En 2020, ce titre renforce tous ces éléments. La chanson est porteuse de codes et signes qui détaillent «un programme intérieur». Cette fois, «Le Lion Blanc» propose un bikutsi auquel personne ne parvient à trouver de nom propre. Le désignant tantôt de «classique» par métonymie, tantôt de «bon» par hommage, tantôt de «sérieux» ou «savant» par respect ou recul, les avis s’enchaînent sur la toile. Des plus futiles aux plus nobles, tous les prétextes sont bons pour crier au génie et proclamer l’immensité de la marmite professionnelle d’Aïe Jo Mamadou. En tout cas, «Quand c’est bon c’est bon» s’empare de la scène pour éclabousser de son énergique esprit les chansons antérieures. C’est que là, «l’Agneau de Dieu» bénéficie du doigté d’un certain Ange Ebogo Emérant. Simple choriste au milieu de dizaines de camarades, «le Vieux» laisse s’épanouir le talent d’Aïe Jo Mamadou. La musique est écoutée pour elle-même. Elle se déploie par du rythme et des hauteurs, tel un écrin valorisant quelque bijou dont il épouse la forme. «C’est avant tout l’expérience d’entrer, de demeurer et de sortir d’une chanson, d’y être physiquement plongé de tout son être ici et maintenant, avant de la comprendre», se satisfait Francis Ngoumou, le maire de Mfou (région du Centre).

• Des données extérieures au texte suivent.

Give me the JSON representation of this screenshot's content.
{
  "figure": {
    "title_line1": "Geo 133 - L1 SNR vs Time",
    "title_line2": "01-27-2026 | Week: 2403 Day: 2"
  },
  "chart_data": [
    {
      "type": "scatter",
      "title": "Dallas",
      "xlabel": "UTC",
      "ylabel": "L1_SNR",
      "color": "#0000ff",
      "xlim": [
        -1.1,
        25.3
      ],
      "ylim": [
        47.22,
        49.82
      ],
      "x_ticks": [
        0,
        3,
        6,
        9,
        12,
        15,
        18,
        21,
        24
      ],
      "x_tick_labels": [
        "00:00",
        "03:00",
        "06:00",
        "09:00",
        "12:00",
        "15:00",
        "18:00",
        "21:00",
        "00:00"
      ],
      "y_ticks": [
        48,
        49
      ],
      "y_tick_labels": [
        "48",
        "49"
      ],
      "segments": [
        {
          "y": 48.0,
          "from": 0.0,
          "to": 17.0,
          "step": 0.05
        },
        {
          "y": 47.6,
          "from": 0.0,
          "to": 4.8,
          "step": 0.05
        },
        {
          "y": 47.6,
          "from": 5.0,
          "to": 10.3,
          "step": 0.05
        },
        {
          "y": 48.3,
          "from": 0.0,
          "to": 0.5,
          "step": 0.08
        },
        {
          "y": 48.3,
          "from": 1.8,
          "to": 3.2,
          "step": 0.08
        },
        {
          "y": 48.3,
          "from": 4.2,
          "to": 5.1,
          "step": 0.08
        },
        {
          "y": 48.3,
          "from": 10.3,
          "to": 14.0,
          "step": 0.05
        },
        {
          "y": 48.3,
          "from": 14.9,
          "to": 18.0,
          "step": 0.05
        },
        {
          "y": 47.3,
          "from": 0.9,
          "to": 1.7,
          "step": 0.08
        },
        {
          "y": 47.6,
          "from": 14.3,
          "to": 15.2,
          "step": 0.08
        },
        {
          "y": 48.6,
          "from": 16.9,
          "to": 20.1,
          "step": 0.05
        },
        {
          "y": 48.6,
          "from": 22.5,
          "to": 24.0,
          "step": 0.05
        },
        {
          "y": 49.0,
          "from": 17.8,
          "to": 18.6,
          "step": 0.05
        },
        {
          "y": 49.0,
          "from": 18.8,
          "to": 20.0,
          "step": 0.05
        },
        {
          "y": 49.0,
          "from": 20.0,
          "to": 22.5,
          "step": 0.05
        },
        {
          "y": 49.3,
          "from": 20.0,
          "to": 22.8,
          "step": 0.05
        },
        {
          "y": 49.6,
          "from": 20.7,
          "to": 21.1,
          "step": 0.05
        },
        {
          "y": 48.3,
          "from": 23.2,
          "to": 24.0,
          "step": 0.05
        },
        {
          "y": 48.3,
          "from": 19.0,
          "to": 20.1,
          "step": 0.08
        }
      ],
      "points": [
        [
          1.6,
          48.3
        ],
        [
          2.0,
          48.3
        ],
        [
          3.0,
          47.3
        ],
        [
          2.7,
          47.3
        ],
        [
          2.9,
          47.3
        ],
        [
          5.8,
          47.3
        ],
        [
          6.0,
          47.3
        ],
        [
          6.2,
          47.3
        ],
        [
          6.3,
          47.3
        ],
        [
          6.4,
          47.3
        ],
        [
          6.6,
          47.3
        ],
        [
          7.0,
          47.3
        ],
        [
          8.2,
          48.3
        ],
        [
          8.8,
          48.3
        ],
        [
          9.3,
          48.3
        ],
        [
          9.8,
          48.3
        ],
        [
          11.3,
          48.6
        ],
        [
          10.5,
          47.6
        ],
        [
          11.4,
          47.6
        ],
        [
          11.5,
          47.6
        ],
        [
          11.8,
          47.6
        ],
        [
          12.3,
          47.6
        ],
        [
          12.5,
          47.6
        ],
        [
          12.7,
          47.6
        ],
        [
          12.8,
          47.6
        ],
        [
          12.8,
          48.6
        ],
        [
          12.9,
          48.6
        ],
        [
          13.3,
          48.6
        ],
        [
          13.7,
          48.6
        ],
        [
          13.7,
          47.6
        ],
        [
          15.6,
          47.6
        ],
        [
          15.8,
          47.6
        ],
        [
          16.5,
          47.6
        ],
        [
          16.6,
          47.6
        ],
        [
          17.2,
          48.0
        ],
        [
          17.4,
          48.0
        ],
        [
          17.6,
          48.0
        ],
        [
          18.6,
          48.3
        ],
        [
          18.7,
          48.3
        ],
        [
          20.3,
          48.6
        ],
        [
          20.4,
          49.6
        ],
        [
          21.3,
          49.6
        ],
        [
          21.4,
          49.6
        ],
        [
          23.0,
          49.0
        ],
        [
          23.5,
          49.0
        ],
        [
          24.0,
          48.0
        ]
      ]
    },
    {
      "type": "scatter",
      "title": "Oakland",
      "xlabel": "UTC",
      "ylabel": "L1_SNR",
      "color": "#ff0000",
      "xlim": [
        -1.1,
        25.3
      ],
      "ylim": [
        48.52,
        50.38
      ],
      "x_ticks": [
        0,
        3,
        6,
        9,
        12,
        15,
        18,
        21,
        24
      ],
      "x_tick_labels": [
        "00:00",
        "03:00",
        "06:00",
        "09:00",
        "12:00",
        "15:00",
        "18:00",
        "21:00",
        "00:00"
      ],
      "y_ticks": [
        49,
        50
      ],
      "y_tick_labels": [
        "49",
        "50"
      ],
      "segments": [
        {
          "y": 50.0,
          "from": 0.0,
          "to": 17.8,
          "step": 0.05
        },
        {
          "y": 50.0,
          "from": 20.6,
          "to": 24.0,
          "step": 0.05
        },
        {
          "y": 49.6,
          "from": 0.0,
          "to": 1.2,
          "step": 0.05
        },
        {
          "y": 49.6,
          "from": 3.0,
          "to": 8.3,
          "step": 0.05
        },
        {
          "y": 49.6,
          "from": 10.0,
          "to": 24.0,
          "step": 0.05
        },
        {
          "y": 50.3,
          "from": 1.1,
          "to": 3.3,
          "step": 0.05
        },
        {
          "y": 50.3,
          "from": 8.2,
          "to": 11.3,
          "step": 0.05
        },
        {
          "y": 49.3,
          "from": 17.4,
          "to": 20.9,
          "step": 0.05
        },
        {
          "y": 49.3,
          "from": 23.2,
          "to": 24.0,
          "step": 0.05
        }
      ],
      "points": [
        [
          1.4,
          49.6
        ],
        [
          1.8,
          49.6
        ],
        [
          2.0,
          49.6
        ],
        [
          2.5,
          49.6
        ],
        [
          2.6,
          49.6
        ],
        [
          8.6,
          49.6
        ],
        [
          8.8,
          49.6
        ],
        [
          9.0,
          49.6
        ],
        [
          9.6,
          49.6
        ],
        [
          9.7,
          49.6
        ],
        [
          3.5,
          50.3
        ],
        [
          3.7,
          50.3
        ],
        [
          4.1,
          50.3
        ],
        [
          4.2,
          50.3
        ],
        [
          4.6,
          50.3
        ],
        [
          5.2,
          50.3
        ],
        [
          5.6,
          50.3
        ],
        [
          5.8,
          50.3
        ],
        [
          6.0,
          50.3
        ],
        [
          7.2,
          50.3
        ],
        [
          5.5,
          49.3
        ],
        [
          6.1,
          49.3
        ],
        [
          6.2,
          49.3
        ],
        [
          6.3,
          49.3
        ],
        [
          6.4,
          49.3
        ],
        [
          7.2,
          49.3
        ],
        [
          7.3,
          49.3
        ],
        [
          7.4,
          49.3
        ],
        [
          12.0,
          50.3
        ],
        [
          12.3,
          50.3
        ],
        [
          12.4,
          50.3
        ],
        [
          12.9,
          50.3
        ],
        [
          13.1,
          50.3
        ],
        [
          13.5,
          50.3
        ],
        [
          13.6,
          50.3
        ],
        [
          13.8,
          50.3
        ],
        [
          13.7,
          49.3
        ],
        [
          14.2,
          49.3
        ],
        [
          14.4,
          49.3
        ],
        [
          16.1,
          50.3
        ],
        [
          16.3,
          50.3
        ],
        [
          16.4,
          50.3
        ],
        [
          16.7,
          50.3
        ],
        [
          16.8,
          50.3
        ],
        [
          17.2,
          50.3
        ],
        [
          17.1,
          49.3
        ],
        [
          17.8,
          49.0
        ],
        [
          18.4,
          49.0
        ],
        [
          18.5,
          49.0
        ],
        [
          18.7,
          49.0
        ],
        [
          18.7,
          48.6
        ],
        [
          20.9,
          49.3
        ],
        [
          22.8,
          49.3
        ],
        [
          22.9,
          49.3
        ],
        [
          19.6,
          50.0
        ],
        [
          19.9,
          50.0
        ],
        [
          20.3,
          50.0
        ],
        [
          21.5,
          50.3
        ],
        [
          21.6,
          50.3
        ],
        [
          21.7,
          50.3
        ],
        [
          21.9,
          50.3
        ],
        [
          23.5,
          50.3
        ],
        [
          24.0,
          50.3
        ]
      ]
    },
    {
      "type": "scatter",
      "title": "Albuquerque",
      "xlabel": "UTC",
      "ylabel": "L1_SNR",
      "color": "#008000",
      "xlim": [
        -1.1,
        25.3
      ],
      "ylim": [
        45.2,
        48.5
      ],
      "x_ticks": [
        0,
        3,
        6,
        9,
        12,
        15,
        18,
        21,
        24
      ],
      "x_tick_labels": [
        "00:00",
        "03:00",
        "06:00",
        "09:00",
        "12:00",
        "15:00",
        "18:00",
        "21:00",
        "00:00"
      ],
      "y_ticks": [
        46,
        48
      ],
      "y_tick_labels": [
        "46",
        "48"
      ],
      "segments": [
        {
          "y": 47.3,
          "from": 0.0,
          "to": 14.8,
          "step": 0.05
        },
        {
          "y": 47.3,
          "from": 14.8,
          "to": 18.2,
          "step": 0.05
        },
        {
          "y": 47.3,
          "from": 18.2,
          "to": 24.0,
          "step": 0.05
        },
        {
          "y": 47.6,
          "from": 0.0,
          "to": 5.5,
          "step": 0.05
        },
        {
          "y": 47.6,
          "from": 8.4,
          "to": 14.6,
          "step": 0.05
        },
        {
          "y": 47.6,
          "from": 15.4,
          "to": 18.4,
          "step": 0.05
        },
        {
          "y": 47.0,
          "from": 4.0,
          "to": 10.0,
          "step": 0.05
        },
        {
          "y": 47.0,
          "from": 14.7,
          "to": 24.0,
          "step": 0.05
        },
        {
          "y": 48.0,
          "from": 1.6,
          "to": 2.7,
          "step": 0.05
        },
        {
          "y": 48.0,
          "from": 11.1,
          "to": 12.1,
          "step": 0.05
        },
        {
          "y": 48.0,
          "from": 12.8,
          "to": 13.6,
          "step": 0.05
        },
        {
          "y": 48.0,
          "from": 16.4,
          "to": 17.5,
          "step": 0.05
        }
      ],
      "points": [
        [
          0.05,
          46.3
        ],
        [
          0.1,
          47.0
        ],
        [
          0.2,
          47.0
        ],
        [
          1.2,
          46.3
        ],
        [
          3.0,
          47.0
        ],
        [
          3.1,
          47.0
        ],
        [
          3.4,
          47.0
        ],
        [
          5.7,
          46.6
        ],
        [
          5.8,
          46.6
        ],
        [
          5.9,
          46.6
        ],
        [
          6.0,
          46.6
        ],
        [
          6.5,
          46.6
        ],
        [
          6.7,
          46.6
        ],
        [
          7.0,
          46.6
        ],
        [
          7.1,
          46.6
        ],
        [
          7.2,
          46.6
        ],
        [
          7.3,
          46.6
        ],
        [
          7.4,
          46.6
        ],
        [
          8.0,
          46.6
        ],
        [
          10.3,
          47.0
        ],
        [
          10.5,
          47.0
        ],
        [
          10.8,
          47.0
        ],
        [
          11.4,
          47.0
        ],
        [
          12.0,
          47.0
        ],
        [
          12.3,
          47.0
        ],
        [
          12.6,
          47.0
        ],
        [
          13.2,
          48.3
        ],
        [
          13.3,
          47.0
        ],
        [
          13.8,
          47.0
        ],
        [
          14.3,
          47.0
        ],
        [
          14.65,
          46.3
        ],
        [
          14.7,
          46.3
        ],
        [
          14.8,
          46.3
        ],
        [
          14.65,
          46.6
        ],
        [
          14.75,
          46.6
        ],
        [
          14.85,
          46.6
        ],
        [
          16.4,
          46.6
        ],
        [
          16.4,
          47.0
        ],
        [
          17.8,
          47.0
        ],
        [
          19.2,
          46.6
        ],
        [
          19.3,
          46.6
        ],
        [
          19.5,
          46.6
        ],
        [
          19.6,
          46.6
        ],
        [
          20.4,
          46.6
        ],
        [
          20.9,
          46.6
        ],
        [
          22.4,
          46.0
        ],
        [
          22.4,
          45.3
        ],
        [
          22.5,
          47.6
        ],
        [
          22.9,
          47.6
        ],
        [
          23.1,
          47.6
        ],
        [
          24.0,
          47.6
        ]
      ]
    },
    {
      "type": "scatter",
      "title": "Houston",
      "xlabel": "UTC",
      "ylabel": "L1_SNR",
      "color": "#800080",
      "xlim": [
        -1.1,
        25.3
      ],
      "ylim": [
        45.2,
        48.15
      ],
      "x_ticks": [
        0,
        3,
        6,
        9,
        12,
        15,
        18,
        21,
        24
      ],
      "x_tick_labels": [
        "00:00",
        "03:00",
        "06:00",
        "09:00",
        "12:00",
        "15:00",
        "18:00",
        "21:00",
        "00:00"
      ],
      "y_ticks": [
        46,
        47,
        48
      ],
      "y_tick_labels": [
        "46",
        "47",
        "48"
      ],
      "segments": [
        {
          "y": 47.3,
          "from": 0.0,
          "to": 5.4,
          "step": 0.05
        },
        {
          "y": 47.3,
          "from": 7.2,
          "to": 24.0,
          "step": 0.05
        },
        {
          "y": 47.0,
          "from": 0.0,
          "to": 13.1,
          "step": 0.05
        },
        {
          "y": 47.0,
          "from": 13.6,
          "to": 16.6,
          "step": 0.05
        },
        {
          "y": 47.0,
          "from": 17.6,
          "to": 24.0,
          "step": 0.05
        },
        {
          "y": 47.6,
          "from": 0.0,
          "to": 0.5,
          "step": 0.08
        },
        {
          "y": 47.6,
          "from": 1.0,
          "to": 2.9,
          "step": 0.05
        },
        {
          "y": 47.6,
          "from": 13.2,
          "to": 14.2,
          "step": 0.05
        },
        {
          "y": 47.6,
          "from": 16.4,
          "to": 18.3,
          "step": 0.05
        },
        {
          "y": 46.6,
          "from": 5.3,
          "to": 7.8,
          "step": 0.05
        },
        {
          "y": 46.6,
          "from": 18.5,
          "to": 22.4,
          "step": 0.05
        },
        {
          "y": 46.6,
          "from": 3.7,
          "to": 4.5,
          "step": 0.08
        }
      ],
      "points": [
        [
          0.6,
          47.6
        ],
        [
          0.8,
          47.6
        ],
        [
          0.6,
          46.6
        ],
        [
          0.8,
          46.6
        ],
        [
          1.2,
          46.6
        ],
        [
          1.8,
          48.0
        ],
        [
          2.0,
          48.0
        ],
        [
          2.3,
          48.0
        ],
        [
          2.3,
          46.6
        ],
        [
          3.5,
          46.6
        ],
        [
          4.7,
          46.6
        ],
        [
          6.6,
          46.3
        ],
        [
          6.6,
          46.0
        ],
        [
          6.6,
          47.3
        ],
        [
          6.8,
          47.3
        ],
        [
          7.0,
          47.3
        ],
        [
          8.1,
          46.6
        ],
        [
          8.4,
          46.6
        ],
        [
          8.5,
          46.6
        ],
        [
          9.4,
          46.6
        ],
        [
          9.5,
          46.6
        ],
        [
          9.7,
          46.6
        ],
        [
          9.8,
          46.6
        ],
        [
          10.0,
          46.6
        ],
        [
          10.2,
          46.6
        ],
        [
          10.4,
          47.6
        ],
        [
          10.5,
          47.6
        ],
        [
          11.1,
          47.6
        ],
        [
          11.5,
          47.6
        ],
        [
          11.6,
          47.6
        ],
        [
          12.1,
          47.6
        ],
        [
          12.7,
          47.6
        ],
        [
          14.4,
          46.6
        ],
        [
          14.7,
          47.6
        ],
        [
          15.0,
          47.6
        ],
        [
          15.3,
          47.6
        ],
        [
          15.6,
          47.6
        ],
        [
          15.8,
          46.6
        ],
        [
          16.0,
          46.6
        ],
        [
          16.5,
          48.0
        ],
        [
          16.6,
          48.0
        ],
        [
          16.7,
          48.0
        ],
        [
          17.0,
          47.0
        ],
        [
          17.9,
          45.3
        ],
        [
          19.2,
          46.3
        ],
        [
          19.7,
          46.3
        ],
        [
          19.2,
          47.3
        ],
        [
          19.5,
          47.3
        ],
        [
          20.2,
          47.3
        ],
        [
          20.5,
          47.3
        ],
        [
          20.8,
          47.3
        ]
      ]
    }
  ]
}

Ami d’Aïe Jo Mamadou, l’édile estime que si le natif de Nanga-Eboko n’avait pas cartonné en chanson, certainement, il aurait triomphé en boxe. «Par sa silhouette, par son vestiaire et par son aptitude, il aurait été champion du monde de sa catégorie», regrette Francis Ngoumou. «C’était un manifeste esthétique, un roseau élégant, que ses choix vestimentaires reflétaient, mais dont la personnalité déteignait sur sa mise», ajoute-t-il.

Ongoung Zong Bella

Repères
• 1992: Première maquette
• 1994: 1er album « Amour à 100%»
• 2000: 2eme album «5e commandement»
• 2002: 3eme album «Souvenir»
• 2004:4eme album «Allez-vous en»
• 2006: 5eme album «Code pin»
• 2007: 6eme album «Action réaction», sacré Meilleures ventes de l’année artiste de l’année au Cameroun, et remporte aussi le prix du meilleur album (Canal d’or de l’artiste masculin de l’année)
• 2008: Grand Prix Messi Martin au Festi Bikutsi.
• 2018: 7e album «Alerte maximale»
• 2020: 8e album «Quand c’est bon c’est bon»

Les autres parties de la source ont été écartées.